There were associations between pig productivity and succession pathways in pigs. When comparing succession paths from TP1 – TP2, pigs who exhibited Enterotype 2A at TP2 had higher performance than those who exhibited Enterotype 2B at TP2. Enterotype 2A had lower levels of Unclassified Ruminococcaceae, Prevotella, and Phascolarctobacterium genera. Previous studies on grow-finish pigs enterotypes, have shown the enterotype dominated by Prevotella has a higher productivity metrics compared to other enterotypes [47, 48]. Phascolarctobacterium and Prevotella are often characterized as commensal in the gut, however in this study, the enterotype with a lower abundance of these genera was positively associated with growth performance.

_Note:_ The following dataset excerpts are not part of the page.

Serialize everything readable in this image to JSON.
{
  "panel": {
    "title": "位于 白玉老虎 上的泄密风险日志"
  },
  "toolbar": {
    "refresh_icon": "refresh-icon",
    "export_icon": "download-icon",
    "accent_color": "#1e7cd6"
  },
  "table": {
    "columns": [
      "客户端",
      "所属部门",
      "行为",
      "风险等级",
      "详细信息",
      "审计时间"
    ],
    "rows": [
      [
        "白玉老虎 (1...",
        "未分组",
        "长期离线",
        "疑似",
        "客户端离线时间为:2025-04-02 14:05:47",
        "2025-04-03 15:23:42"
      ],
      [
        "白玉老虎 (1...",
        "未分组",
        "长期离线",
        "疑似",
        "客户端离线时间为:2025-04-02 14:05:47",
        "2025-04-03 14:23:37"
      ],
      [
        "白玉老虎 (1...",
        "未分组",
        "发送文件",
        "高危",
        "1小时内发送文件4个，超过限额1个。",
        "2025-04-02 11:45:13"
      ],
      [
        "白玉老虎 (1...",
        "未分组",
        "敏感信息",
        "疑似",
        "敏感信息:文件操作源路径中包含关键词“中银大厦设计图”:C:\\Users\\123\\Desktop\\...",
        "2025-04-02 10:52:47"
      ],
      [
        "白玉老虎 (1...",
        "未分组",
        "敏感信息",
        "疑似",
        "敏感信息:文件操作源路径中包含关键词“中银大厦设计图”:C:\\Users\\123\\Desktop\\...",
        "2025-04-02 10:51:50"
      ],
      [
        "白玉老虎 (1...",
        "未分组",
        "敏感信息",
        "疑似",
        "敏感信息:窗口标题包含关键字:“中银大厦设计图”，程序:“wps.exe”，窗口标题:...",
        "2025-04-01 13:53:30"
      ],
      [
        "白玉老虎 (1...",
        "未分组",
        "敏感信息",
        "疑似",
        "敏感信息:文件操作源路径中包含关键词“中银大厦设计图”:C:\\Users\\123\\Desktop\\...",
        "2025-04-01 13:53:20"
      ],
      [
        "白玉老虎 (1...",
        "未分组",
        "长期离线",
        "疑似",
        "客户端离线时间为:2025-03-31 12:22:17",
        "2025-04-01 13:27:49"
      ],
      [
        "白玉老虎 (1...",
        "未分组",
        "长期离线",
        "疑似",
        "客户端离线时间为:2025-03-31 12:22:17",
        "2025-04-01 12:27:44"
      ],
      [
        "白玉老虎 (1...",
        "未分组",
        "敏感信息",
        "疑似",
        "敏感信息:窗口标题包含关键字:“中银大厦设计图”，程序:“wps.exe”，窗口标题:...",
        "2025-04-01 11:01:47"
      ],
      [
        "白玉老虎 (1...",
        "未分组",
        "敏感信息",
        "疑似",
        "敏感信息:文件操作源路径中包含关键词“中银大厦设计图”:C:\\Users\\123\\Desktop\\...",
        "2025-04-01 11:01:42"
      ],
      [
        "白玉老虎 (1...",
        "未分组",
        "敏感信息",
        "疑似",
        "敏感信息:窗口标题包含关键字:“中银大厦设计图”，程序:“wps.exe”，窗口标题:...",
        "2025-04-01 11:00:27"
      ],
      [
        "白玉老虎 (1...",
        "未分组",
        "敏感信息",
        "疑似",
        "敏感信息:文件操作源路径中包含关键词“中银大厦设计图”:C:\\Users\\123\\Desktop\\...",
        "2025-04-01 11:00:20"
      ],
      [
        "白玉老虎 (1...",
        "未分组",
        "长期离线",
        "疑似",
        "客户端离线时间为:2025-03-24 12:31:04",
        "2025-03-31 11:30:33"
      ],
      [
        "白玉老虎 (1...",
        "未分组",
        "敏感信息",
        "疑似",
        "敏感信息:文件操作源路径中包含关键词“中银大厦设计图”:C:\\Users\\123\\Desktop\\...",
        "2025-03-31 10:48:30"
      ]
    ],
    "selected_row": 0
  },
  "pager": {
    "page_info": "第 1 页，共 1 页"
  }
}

As gut microbiota is a complex ecosystem, the community network may determine functional differences between enterotypes that lead to differences in performance, rather than performance being associated with one individual genera [47]. The effect of gut microbiota on growth observed in this study is consistent with previous findings that gut microbiota in early life may have long-term impacts on gut community structure, which may in turn be causing differences in performance [11]. Further research is needed in this area to delineate bacteria or community networks which increase productivity in early life, based on these results, optimal microbiota development may follow a succession where Enterotype B is not encountered.

Conclusions

In this study, the development of pig microbiota was explored from birth to one-week post-weaning. Pig microbiota underwent three successive stages across this time. Each stage is associated with differences in community structure on a phylum-, genus-, and OTU-level. Large scale microbial variation at stage two can be accounted for using three enterotypes that are also associated with productivity of the pig at three different times: pre-weaning, post-weaning, and in the suckling phase. Microbiota of pigs in stage two was shown to shift from one enterotype to another, meaning it may be responsive to alternative therapeutics. This study highlights major developmental changes in swine microbiota, identifies periods of microbiome shifts, and relates early microbiota to pig growth. Understanding the dynamics of microbial succession in early life, and its impact on health and growth, are preliminary steps in introducing prebiotics, probiotics, postbiotics, and phytogenics to optimize swine health.